Ali Eyüboğlu

Ali Eyüboğlu

aeyuboglu@milliyet.com.tr

Tüm Yazıları
Haberin Devamı

İstanbul Avcılar’da bir grup şehir magandasının polis kıyafeti giyerek bastıkları müzikholden bir kadını saçından sürükleyerek kaçırmasından sonra yapılan “resmi açıklama”lar ve yorumlar, bu ülkede bazı şeylerin olması gerekenle - olan arasında ne kadar da farklar olduğunu bir kez daha gözler önüne serdi.
Televizyon kanallarının çoğu, müzikholün güvenlik kameralarının saniye saniye kaydettiği bir zorbalığı ekrana getirirken hiç kimsenin “sahte polisler”e müdahale etmemesini eleştirdi.
İstanbul Emniyet Müdürü Celalettin Cerrah, “Her polis yeleği giyen, arabasında mavi ışık olan kişi polis değildir. ‘Ben polisim’ diyene kimlik sorun. Şüpheleniyorsanız mutlaka 155 Polis İmdat’ı arayın” dedi.
Başbakan Yardımcısı Cemil Çiçek’in bu konudaki açıklaması ise “Vatandaş kimlik soracak, polis de göstermek zorunda” oldu.
Aslında olması gereken bu...
Peki olabiliyor mu?
Hayır.
Görüntüler ortada...
Avcılar’daki müzikholü basanlar, önüne çıkanın kimine cop, kimine tekme sallıyor, sonra da genç bir kadını sürükleyerek götürüyorlar.
Böyle bir durumda vatandaşa, “Ben polisim diyene kimlik sorun” tavsiyesinde bulunmak, “O dayaklardan siz niye nasibinizi almadınız?” demekten başka bir şey değildir.
İnsanlardan 155’i arayıp polisi polise şikâyet etmesini beklemek, durup dururken başlarını derde sokmalarını beklemektir.
Türkiye, demokrasinin gerçek anlamda hayata geçtiği, insan hakları konusunda hiçbir ihlâlin yaşanmadığı bir ülke olsa, insanlardan “resmi açıklamalar”da dile getirilen duyarlılığı bekle.
Ama gel gör ki Türkiye, çoğu konularda maalesef hâlâ bir polis devleti.
Türkiye, haksız yere polisten dayak yiyen binlerce insanı bir yana bıraktım, 1 Mayıs’ta Taksim’de eşiyle cafede oturmaktan başka hiçbir suçu olmayan yaşlı bir adamı tokatlayan o polisi bulup cezalandırdı mı?
Hayır...
İnsanlara, “Polise kimlik sorun” demek kolay.
Polis, kimliğini göstermeyip, “Sen misin bana kimlik soran?” deyip soranı benzettiğinde ne yapacağınızı da açıklayın o zaman.

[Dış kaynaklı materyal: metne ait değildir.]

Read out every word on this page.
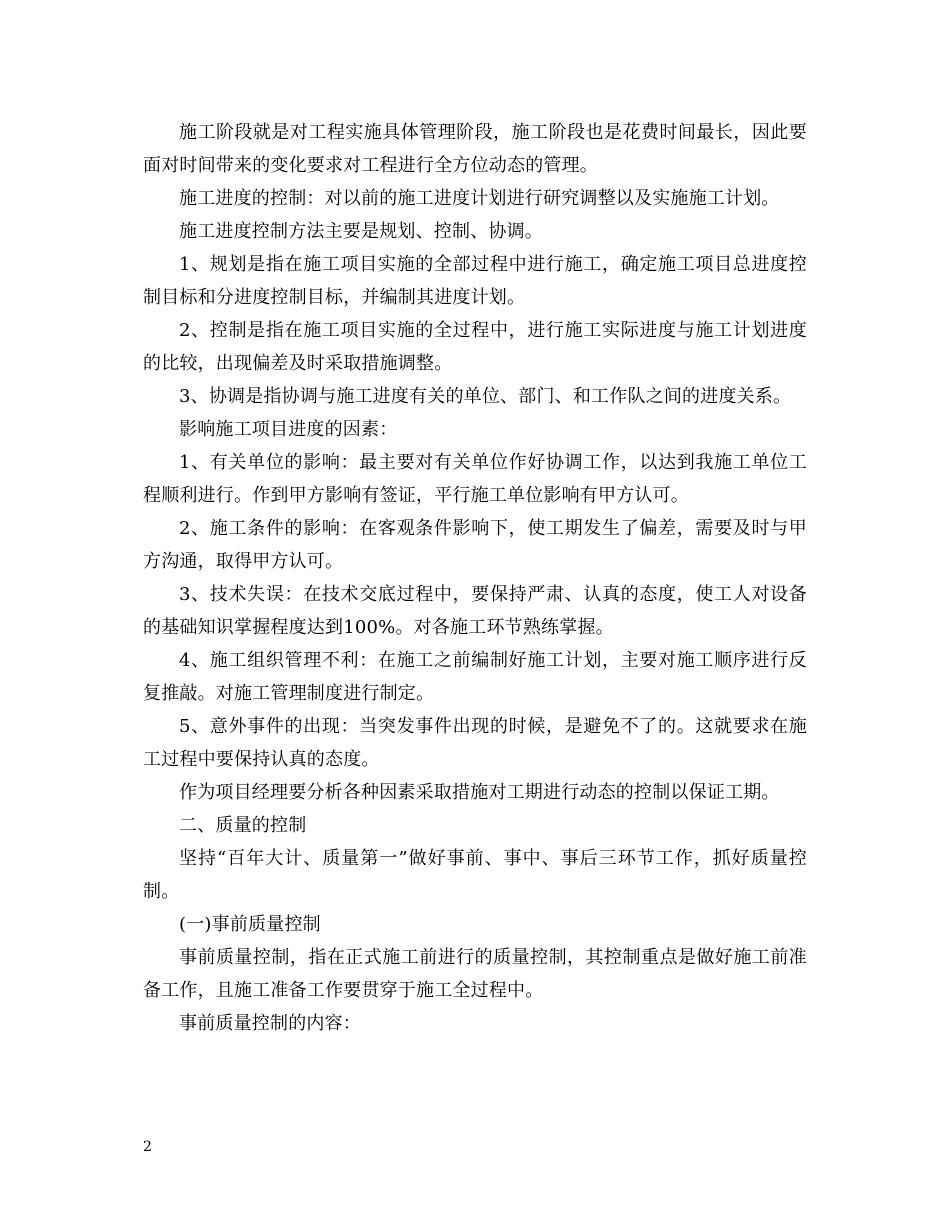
施工阶段就是对工程实施具体管理阶段，施工阶段也是花费时间最长，因此要面对时间带来的变化要求对工程进行全方位动态的管理。

施工进度的控制：对以前的施工进度计划进行研究调整以及实施施工计划。

施工进度控制方法主要是规划、控制、协调。

1、规划是指在施工项目实施的全部过程中进行施工，确定施工项目总进度控制目标和分进度控制目标，并编制其进度计划。

2、控制是指在施工项目实施的全过程中，进行施工实际进度与施工计划进度的比较，出现偏差及时采取措施调整。

3、协调是指协调与施工进度有关的单位、部门、和工作队之间的进度关系。

影响施工项目进度的因素：

1、有关单位的影响：最主要对有关单位作好协调工作，以达到我施工单位工程顺利进行。作到甲方影响有签证，平行施工单位影响有甲方认可。

2、施工条件的影响：在客观条件影响下，使工期发生了偏差，需要及时与甲方沟通，取得甲方认可。

3、技术失误：在技术交底过程中，要保持严肃、认真的态度，使工人对设备的基础知识掌握程度达到100%。对各施工环节熟练掌握。

4、施工组织管理不利：在施工之前编制好施工计划，主要对施工顺序进行反复推敲。对施工管理制度进行制定。

5、意外事件的出现：当突发事件出现的时候，是避免不了的。这就要求在施工过程中要保持认真的态度。

作为项目经理要分析各种因素采取措施对工期进行动态的控制以保证工期。

二、质量的控制

坚持“百年大计、质量第一”做好事前、事中、事后三环节工作，抓好质量控制。

(一)事前质量控制

事前质量控制，指在正式施工前进行的质量控制，其控制重点是做好施工前准备工作，且施工准备工作要贯穿于施工全过程中。

事前质量控制的内容：

2
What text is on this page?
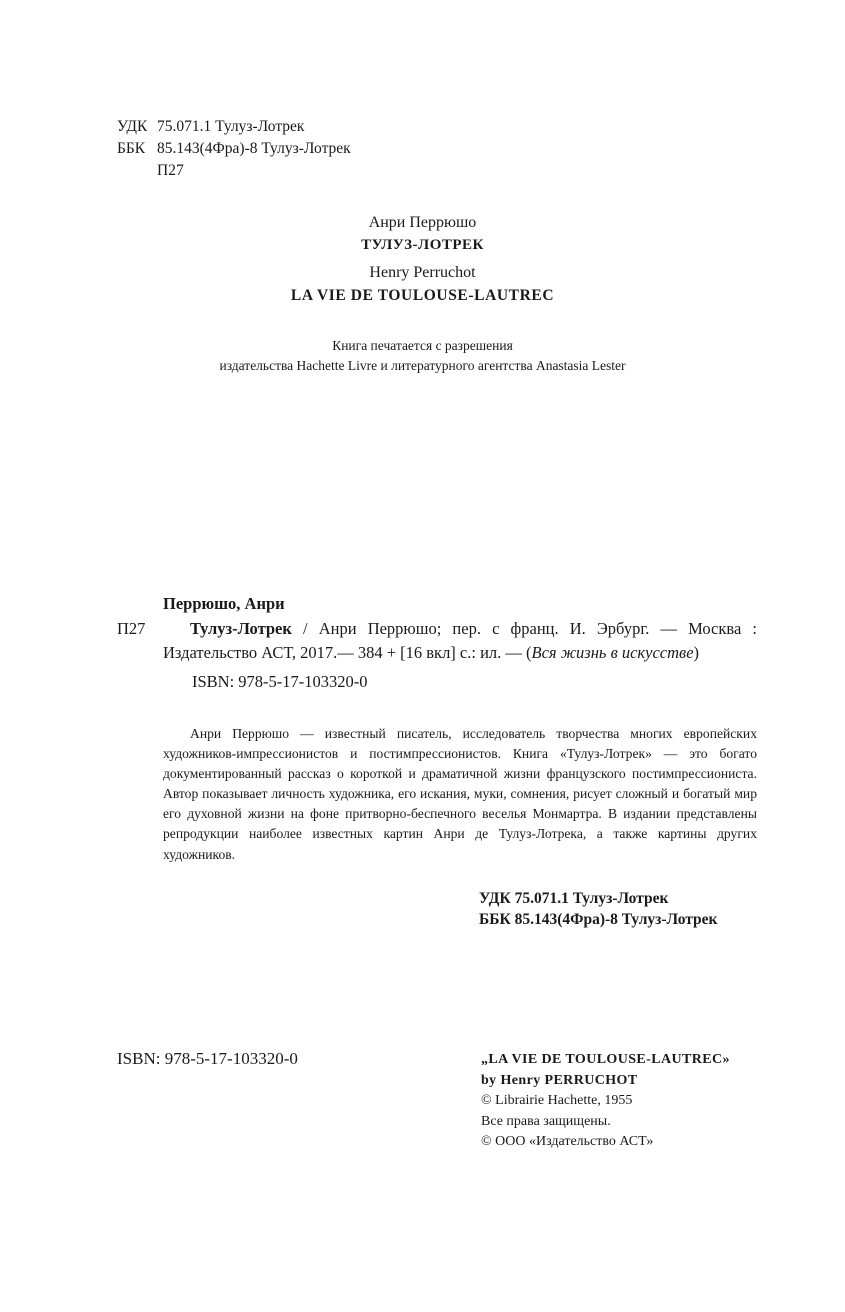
УДК 75.071.1 Тулуз-Лотрек
ББК 85.143(4Фра)-8 Тулуз-Лотрек
П27
Анри Перрюшо
ТУЛУЗ-ЛОТРЕК
Henry Perruchot
LA VIE DE TOULOUSE-LAUTREC
Книга печатается с разрешения
издательства Hachette Livre и литературного агентства Anastasia Lester
Перрюшо, Анри
П27	Тулуз-Лотрек / Анри Перрюшо; пер. с франц. И. Эрбург. — Москва : Издательство АСТ, 2017.— 384 + [16 вкл] с.: ил. — (Вся жизнь в искусстве)
ISBN: 978-5-17-103320-0
Анри Перрюшо — известный писатель, исследователь творчества многих европейских художников-импрессионистов и постимпрессионистов. Книга «Тулуз-Лотрек» — это богато документированный рассказ о короткой и драматичной жизни французского постимпрессиониста. Автор показывает личность художника, его искания, муки, сомнения, рисует сложный и богатый мир его духовной жизни на фоне притворно-беспечного веселья Монмартра. В издании представлены репродукции наиболее известных картин Анри де Тулуз-Лотрека, а также картины других художников.
УДК 75.071.1 Тулуз-Лотрек
ББК 85.143(4Фра)-8 Тулуз-Лотрек
ISBN: 978-5-17-103320-0	„LA VIE DE TOULOUSE-LAUTREC»
by Henry PERRUCHOT
© Librairie Hachette, 1955
Все права защищены.
© ООО «Издательство АСТ»
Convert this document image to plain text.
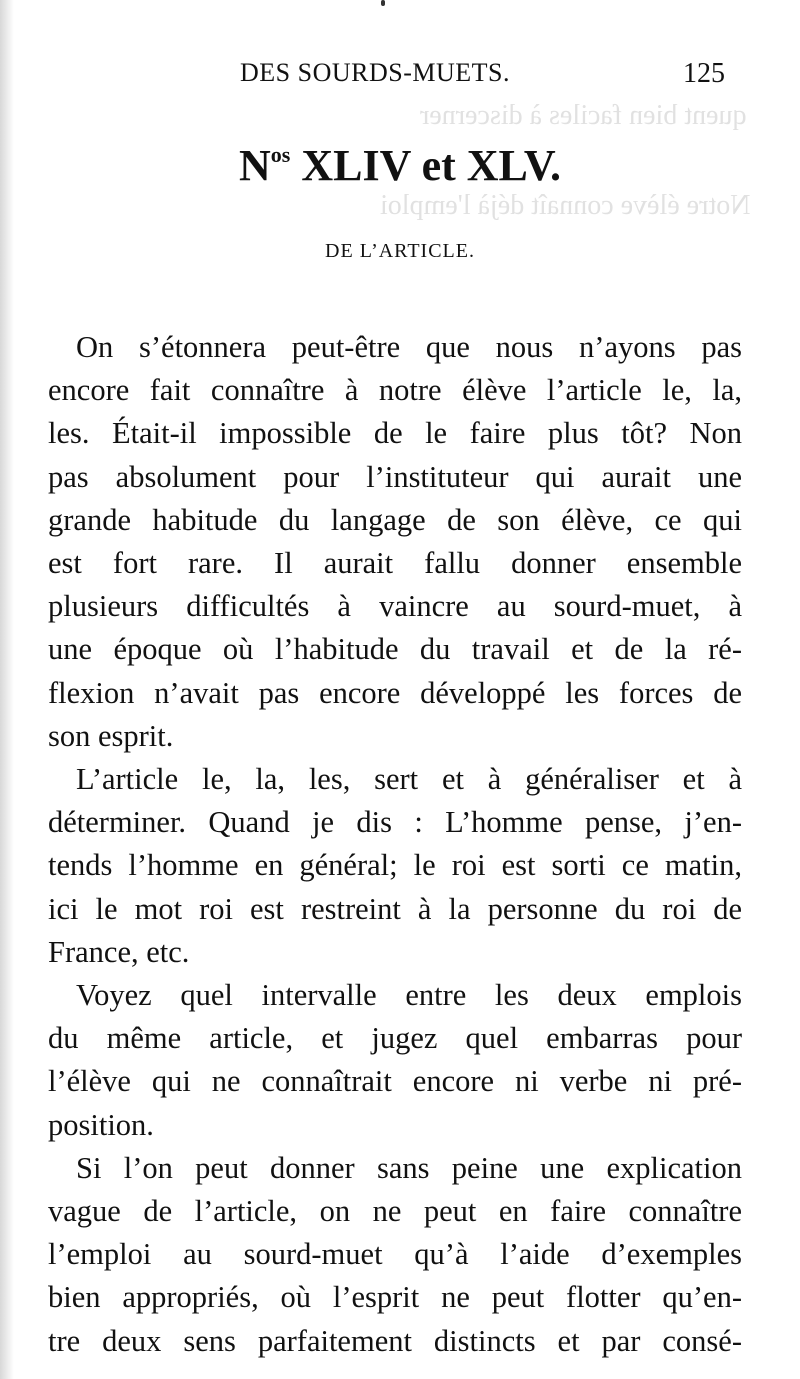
quent bien faciles à discerner
Notre élève connaît déjà l'emploi
DES SOURDS-MUETS.	125
$N^{os}$ XLIV et XLV.
DE L’ARTICLE.

On s’étonnera peut-être que nous n’ayons pas
encore fait connaître à notre élève l’article le, la,
les. Était-il impossible de le faire plus tôt? Non
pas absolument pour l’instituteur qui aurait une
grande habitude du langage de son élève, ce qui
est fort rare. Il aurait fallu donner ensemble
plusieurs difficultés à vaincre au sourd-muet, à
une époque où l’habitude du travail et de la ré-
flexion n’avait pas encore développé les forces de
son esprit.

L’article le, la, les, sert et à généraliser et à
déterminer. Quand je dis : L’homme pense, j’en-
tends l’homme en général; le roi est sorti ce matin,
ici le mot roi est restreint à la personne du roi de
France, etc.

Voyez quel intervalle entre les deux emplois
du même article, et jugez quel embarras pour
l’élève qui ne connaîtrait encore ni verbe ni pré-
position.

Si l’on peut donner sans peine une explication
vague de l’article, on ne peut en faire connaître
l’emploi au sourd-muet qu’à l’aide d’exemples
bien appropriés, où l’esprit ne peut flotter qu’en-
tre deux sens parfaitement distincts et par consé-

Reyting tartışmaları AGB’nin müdürü Arzu Eder’i hasta etti
Reytingle hiçbir işim, ilişkim yok. Ancak magazin gazeteciliği yapan biri olarak, televizyon dünyasında dengeleri belirleyen sistemi yakından takip etmeye özen gösteriyorum.
Türkiye’deki televizyonların reyting ölçümünü yapan AGB ve onun her gün üyelerine açıkladığı reytingler üzerine son günlerde yapılan bazı haberler ve yorumlar karşısında şaşıp kalıyorum.
Bazen öylesine yalan ve yanlış bilgiler üzerine haber ve yorumlar yapılıyor ki, okuyunca veya dinleyince pes diyorum.
Zaman, Yeni Şafak, TRT ve ATV’nin liderliğinde oluşturulan bu reyting kaosu AGB’yi yönetenleri etkilemiyor mu?
Etkilemez olur mu?
Öğrendiğim kadarıyla AGB ve kendisi hakkında ortaya atılan iddialar AGB Genel Müdürü Arzu Eder’i hasta etti.
Ortaya atılan iddialar Arzu Eder’in vücut kimyasını bozdu.
Son günlerde yaşadığı stres Eder’i hasta etti.
Eder, adları bende saklı tamamen stres kaynaklı iki hastalıktan kurtulmak için tedaviye başladı, ama işi zor.
Çünkü o rahatsızlıklardan biri tedaviyle geçen türden, ama öteki değil. Gelir ve bir daha gitmez.